Marc Veyrat : « Je suis orphelin de l’adrénaline provoquée par les guides gastronomiques »

Le chef Marc Veyrat a donné le coup d’envoi du premier service de la Maison des Bois jeudi 24 novembre, plus d’un an et demi après l’incendie qui a...
Le chef Marc Veyrat à Manigod

Le chef Marc Veyrat a donné le coup d’envoi du premier service de la Maison des Bois jeudi 24 novembre, plus d’un an et demi après l’incendie qui a ravagé l’hôtel-restaurant. Avant son grand retour sur le devant de la scène gastronomique, le chef au chapeau évoque son état d’esprit et ses attentes.


Le chef Marc Veyrat à Manigod

Le chef Marc Veyrat à Manigod


Comment allez-vous depuis l’incendie qui a ravagé la Maison des Bois en mars 2015 ?

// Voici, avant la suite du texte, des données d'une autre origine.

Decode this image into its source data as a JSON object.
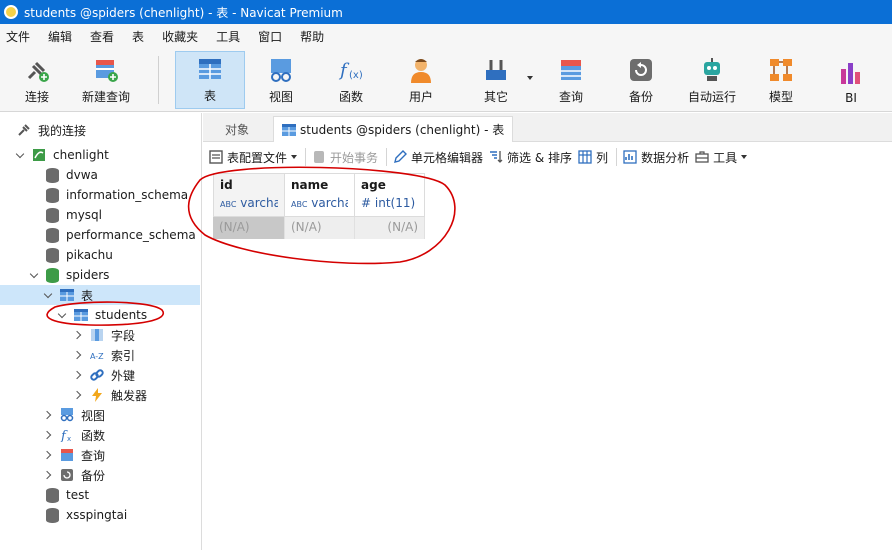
{
  "window": {
    "title": "students @spiders (chenlight) - 表 - Navicat Premium"
  },
  "menu": [
    "文件",
    "编辑",
    "查看",
    "表",
    "收藏夹",
    "工具",
    "窗口",
    "帮助"
  ],
  "toolbar": {
    "connect": "连接",
    "new_query": "新建查询",
    "table": "表",
    "view": "视图",
    "function": "函数",
    "user": "用户",
    "other": "其它",
    "query": "查询",
    "backup": "备份",
    "automation": "自动运行",
    "model": "模型",
    "bi": "BI"
  },
  "sidebar": {
    "my_connections": "我的连接",
    "connection": "chenlight",
    "databases": [
      "dvwa",
      "information_schema",
      "mysql",
      "performance_schema",
      "pikachu"
    ],
    "current_db": "spiders",
    "tables_node": "表",
    "table_students": "students",
    "fields": "字段",
    "indexes": "索引",
    "foreign_keys": "外键",
    "triggers": "触发器",
    "views": "视图",
    "functions": "函数",
    "queries": "查询",
    "backups": "备份",
    "other_dbs": [
      "test",
      "xsspingtai"
    ]
  },
  "tabs": {
    "objects": "对象",
    "active": "students @spiders (chenlight) - 表"
  },
  "subtoolbar": {
    "table_config": "表配置文件",
    "begin_transaction": "开始事务",
    "cell_editor": "单元格编辑器",
    "filter_sort": "筛选 & 排序",
    "columns": "列",
    "data_analysis": "数据分析",
    "tools": "工具"
  },
  "grid": {
    "columns": [
      {
        "name": "id",
        "type_prefix": "ABC",
        "type": "varchar"
      },
      {
        "name": "name",
        "type_prefix": "ABC",
        "type": "varchar"
      },
      {
        "name": "age",
        "type_prefix": "#",
        "type": "int(11)"
      }
    ],
    "row": [
      "(N/A)",
      "(N/A)",
      "(N/A)"
    ]
  },
  "colors": {
    "titlebar": "#0b6fd6",
    "selected": "#cde6fa",
    "annotation": "#d40000"
  }
}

Marc Veyrat – Tout va bien. On vit un passage merveilleux, avec une reconstruction, de nouvelles fonctions, dans un lieu magique.

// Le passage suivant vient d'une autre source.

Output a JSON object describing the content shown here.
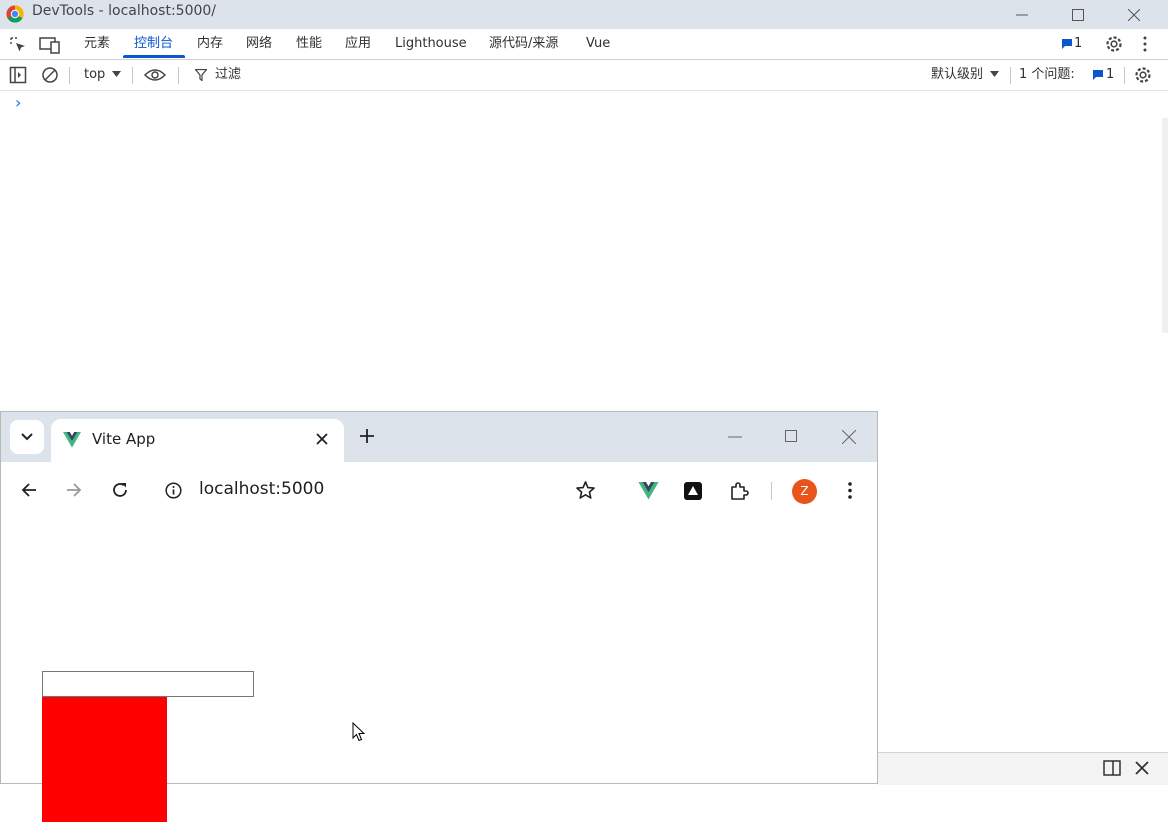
{
  "devtools": {
    "window_title": "DevTools - localhost:5000/",
    "tabs": [
      "元素",
      "控制台",
      "内存",
      "网络",
      "性能",
      "应用",
      "Lighthouse",
      "源代码/来源",
      "Vue"
    ],
    "active_tab": "控制台",
    "issues_badge": "1",
    "console_toolbar": {
      "context": "top",
      "filter_label": "过滤",
      "levels_label": "默认级别",
      "issues_label": "1 个问题:",
      "issues_count": "1"
    },
    "prompt_symbol": "›"
  },
  "browser": {
    "tab_title": "Vite App",
    "url": "localhost:5000",
    "profile_initial": "Z",
    "profile_color": "#e8541c"
  },
  "page": {
    "input_value": "",
    "box_color": "#ff0000"
  },
  "colors": {
    "accent": "#0b57d0",
    "vue_green": "#41b883",
    "vue_dark": "#35495e"
  }
}
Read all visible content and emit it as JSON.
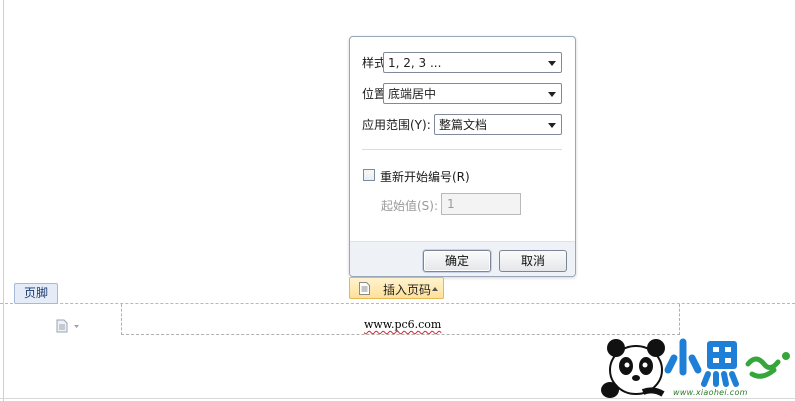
{
  "dialog": {
    "style": {
      "label": "样式(F):",
      "value": "1, 2, 3 ..."
    },
    "position": {
      "label": "位置(L):",
      "value": "底端居中"
    },
    "scope": {
      "label": "应用范围(Y):",
      "value": "整篇文档"
    },
    "restart_numbering": {
      "label": "重新开始编号(R)",
      "checked": false
    },
    "start_value": {
      "label": "起始值(S):",
      "value": "1"
    },
    "ok_label": "确定",
    "cancel_label": "取消"
  },
  "insert_page_number_button": {
    "label": "插入页码"
  },
  "footer": {
    "tag_label": "页脚",
    "text": "www.pc6.com"
  },
  "watermark": {
    "url": "www.xiaohei.com"
  }
}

A la suite de cet événement, avez-vous eu envie de tourner la page ?

Oui, j’ai eu quelques passages de ce genre, au moment de la reconstruction.

Et finalement, qu’est-ce qui vous a donné envie de poursuivre le projet ? 

Ma passion, ma créativité et puis l’absence des clients. C’est comme si j’avais vécu dans un orphelinat durant ces dernières années. J’ai reçu de nombreuses lettres et de mails d’encouragement.

Ce n’est pas la première fois que vous traversez une telle épreuve. Les difficultés vous poussent-elles finalement à affirmer votre signature culinaire et votre parti pris sur la naturalité ? 

Ce sont les épreuves de la vie qui vous font avancer encore plus vite. J’ai vécu un accident de ski terrible, deux de mes établissements ont pris feu… Je n’ai pas été gâté ces douze dernières années. Et cela concourt à vous donner le temps de réfléchir et mettre en place un chemin philosophique. Vous voyez les choses différemment. Si tout cela ne m’était pas arrivé, j’aurais continué à faire de la gastronomie, sans être polarisé sur l’environnement.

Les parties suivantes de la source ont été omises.